As the threats grew, hackers began releasing Quinn’s personal information. They also targeted women who came to her defense, including feminist blogger Anita Sarkeesian and game developer Brianna Wu. 4chan “fosters an anonymous culture” of haters, Quinn tells me. “Giving them room to set up a mob and run unchecked is not helpful.”

But Poole, to the victims’ relief, banned all Gamergate discussion from his site. 4channers struck back, calling him a “soulless informant,” saying he “doesn’t give a shit” and that he “hasn’t cared about 4chan for years now.” Poole says the stress wore him down. “Week after week after week after week, there’s this new controversy,” he recalls. “I kept getting drawn back in.”

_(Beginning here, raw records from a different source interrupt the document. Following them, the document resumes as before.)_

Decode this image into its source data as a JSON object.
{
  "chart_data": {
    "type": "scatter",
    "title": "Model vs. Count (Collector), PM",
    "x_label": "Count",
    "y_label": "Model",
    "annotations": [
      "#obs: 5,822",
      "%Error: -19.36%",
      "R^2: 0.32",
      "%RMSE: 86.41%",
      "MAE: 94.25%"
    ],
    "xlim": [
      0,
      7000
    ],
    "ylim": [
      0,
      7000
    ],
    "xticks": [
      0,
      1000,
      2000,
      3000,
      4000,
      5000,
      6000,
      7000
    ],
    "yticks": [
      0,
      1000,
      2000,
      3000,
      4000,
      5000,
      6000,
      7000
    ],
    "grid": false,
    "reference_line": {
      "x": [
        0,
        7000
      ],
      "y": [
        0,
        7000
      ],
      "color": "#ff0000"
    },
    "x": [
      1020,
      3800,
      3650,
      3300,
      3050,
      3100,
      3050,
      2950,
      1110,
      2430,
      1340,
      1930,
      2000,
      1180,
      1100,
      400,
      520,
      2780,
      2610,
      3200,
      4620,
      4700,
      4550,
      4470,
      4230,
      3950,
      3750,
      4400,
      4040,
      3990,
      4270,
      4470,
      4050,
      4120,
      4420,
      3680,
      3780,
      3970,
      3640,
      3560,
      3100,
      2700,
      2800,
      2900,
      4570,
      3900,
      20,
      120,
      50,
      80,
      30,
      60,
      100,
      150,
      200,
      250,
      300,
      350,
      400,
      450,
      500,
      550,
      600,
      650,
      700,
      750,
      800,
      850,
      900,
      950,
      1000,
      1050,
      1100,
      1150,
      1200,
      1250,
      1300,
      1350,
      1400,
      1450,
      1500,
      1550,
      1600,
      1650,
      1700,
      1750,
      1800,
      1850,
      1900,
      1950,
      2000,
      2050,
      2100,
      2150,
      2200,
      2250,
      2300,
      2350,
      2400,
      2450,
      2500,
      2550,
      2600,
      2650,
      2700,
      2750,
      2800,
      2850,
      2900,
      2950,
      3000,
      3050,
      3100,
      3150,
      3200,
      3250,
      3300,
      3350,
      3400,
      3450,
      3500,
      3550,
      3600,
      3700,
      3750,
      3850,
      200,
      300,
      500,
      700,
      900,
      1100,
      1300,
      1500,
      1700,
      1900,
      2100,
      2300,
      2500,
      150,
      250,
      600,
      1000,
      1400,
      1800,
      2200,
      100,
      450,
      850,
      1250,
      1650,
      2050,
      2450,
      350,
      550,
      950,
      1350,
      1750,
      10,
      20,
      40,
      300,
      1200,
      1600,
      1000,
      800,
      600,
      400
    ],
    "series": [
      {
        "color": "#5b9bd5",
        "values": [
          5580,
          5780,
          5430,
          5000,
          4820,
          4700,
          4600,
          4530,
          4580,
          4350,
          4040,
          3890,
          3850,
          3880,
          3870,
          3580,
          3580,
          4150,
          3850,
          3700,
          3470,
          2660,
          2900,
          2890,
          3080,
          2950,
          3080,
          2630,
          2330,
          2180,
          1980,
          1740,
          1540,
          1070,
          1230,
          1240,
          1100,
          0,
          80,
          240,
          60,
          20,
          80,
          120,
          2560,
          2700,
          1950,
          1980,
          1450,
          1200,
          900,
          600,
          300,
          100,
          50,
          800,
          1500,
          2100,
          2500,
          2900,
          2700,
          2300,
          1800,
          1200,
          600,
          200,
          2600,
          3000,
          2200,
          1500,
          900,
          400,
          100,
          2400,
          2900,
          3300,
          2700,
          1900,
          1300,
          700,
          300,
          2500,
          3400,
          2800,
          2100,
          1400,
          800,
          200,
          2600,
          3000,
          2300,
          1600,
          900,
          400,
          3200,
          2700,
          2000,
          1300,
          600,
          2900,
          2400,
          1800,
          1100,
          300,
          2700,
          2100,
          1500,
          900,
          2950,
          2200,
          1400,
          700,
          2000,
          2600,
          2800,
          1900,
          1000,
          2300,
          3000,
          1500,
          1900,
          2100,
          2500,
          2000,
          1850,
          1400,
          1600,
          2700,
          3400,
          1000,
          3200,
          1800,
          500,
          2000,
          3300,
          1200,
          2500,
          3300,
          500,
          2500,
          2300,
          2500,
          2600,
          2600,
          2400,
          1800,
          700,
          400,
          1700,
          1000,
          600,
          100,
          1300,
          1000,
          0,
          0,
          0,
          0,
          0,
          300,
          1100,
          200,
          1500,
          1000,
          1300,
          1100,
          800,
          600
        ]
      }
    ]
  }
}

Though he’d been thinking about leaving the site for at least a year, he’d finally had enough after enduring what he tells me was “probably the most stressful month of my life.” Part of his motivation was a question that 4channers had been asking for years: “What happens to 4chan if you were to die?” Poole would deadpan that since his mom was his next of kin, “I guess you’re going to be stuck with my mother as your new overlord.”

But now, he wanted to appoint a successor so that the fate of 4chan was no longer solely in his hands. Poole says he didn’t mean to imply that he had failed or, for that matter, been pushed out by his pet monster. “I was a link in a chain,” he says, “and if that link was broken, the entire chain would fall apart.”

Poole is in the process of turning over control of 4chan to three moderators who, unlike him, will remain anonymous. He hopes to find a buyer for the site, a prospect that leaves one of the moderators anxious that the wrong overlord might step in. “I hope he’ll make a wise decision on who to sell it to,” the moderator tells me.

As for Poole’s own future, the boy who grew up online doesn’t know what comes next. “Maybe I’ll be a journeyman welder,” he tells me, then falls silent for a moment. “I’m joking,” he says. “I don’t know — a trail guide? I like hiking. Maybe I’ll become a surfer. I’ve only been surfing once.”